Large language models (LLMs) with billions of parameters demonstrate
impressive performance. However, the widely used Multi-Head Attention (MHA) in
LLMs incurs substantial computational and memory costs during inference. While
some efforts have optimized attention mechanisms by pruning heads or sharing
parameters among heads, these methods often lead to performance degradation or
necessitate substantial continued pre-training costs to restore performance.

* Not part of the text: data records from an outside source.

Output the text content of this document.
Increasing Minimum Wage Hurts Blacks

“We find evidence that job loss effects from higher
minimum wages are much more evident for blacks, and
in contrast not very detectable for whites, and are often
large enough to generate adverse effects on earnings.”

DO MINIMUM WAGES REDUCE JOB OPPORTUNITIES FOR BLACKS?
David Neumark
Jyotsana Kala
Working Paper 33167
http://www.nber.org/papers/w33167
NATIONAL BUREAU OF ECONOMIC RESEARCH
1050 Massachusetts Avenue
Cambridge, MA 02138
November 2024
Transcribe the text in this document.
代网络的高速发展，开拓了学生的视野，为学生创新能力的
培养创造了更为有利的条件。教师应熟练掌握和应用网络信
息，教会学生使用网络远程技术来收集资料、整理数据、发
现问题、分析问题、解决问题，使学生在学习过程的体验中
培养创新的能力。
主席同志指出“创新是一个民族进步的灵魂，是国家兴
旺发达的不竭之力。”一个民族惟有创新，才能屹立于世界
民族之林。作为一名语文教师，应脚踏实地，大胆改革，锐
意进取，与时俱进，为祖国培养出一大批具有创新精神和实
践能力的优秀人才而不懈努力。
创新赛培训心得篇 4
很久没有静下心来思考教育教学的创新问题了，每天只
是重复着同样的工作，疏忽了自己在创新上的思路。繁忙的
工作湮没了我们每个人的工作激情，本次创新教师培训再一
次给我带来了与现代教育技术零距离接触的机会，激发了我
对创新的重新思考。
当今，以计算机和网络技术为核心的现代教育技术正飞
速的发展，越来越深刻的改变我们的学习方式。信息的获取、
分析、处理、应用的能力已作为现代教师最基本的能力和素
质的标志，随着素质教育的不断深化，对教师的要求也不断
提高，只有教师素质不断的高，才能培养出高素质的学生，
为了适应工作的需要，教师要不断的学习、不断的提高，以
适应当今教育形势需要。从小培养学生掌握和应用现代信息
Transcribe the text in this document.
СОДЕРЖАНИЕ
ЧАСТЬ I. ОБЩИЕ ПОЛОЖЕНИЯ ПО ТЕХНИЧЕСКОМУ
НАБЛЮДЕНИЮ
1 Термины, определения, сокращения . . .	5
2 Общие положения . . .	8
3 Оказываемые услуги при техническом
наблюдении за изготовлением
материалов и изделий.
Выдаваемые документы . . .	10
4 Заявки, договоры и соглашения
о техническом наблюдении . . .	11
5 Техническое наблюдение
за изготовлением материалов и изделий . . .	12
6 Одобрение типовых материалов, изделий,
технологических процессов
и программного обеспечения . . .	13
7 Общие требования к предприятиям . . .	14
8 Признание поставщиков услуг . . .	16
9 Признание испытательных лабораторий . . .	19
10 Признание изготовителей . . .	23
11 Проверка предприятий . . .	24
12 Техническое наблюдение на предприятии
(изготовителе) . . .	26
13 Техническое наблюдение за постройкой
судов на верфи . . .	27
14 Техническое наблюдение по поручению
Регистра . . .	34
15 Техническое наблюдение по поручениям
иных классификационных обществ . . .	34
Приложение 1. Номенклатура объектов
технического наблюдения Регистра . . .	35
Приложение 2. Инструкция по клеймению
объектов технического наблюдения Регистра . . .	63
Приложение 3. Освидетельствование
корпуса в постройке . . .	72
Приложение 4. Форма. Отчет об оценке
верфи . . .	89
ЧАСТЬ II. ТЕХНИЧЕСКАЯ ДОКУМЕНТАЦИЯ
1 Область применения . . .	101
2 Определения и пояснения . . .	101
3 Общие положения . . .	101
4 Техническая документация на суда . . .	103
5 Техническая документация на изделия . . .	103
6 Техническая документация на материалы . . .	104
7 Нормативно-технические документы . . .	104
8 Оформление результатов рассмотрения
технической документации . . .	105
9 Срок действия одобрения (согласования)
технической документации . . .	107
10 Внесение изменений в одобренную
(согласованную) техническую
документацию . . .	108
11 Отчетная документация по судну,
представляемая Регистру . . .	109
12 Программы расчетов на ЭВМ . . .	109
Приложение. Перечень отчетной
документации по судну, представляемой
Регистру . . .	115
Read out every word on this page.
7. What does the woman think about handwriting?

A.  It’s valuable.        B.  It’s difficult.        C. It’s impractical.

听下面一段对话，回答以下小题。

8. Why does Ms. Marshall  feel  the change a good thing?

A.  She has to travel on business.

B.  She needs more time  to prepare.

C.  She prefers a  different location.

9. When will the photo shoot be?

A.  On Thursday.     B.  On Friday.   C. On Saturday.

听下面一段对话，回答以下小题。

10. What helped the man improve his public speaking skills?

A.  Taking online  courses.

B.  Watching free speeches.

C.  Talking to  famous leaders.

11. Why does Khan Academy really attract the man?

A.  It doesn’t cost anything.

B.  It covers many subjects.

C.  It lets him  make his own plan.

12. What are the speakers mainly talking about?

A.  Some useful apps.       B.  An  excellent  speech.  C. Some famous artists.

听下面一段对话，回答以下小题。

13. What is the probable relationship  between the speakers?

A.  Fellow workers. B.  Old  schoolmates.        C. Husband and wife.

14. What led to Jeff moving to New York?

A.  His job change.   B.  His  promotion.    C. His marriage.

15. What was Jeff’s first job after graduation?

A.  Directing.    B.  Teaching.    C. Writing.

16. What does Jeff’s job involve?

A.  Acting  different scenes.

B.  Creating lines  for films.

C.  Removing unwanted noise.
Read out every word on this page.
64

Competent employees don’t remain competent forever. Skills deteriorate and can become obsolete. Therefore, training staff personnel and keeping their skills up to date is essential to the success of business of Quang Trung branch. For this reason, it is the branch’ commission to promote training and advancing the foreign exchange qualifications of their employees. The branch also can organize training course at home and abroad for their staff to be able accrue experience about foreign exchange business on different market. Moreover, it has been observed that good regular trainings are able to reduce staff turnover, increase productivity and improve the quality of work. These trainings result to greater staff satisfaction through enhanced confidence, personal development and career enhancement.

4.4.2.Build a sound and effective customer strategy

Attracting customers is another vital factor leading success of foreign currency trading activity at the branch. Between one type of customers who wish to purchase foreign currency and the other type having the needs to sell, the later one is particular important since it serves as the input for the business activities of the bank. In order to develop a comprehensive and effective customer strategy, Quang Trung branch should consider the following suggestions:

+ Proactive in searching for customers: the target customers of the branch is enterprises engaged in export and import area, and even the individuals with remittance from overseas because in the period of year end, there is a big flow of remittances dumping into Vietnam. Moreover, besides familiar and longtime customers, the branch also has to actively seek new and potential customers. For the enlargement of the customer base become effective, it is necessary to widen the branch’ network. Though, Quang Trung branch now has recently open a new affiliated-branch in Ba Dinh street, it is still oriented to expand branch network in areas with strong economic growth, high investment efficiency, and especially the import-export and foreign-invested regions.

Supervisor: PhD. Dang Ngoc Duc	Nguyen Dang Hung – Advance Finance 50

Based on the analysis of attention redundancy, we design a Decoupled-Head
Attention (DHA) mechanism. DHA adaptively configures group sharing for key
heads and value heads across various layers, achieving a better balance between
performance and efficiency. Inspired by the observation of clustering similar
heads, we propose to progressively transform the MHA checkpoint into the DHA
model through linear fusion of similar head parameters step by step, retaining
the parametric knowledge of the MHA checkpoint. We construct DHA models by
transforming various scales of MHA checkpoints given target head budgets. Our
experiments show that DHA remarkably requires a mere 0.25\% of the original
model's pre-training budgets to achieve 97.6\% of performance while saving 75\%
of KV cache. Compared to Group-Query Attention (GQA), DHA achieves a 5$\times$
training acceleration, a maximum of 13.93\% performance improvement under
0.01\% pre-training budget, and 4\% relative improvement under 0.05\%
pre-training budget.

通过分析注意力冗余，设计了一种解耦式头部注意力机制（Decoupled-Head Attention，DHA），达到性能和效率之间的更好平衡，通过逐步线性融合类似头部参数来将 Multi-Head Attention（MHA）模型转换为 DHA 模型，实现了预训练预算的极大节约和高性能的平衡。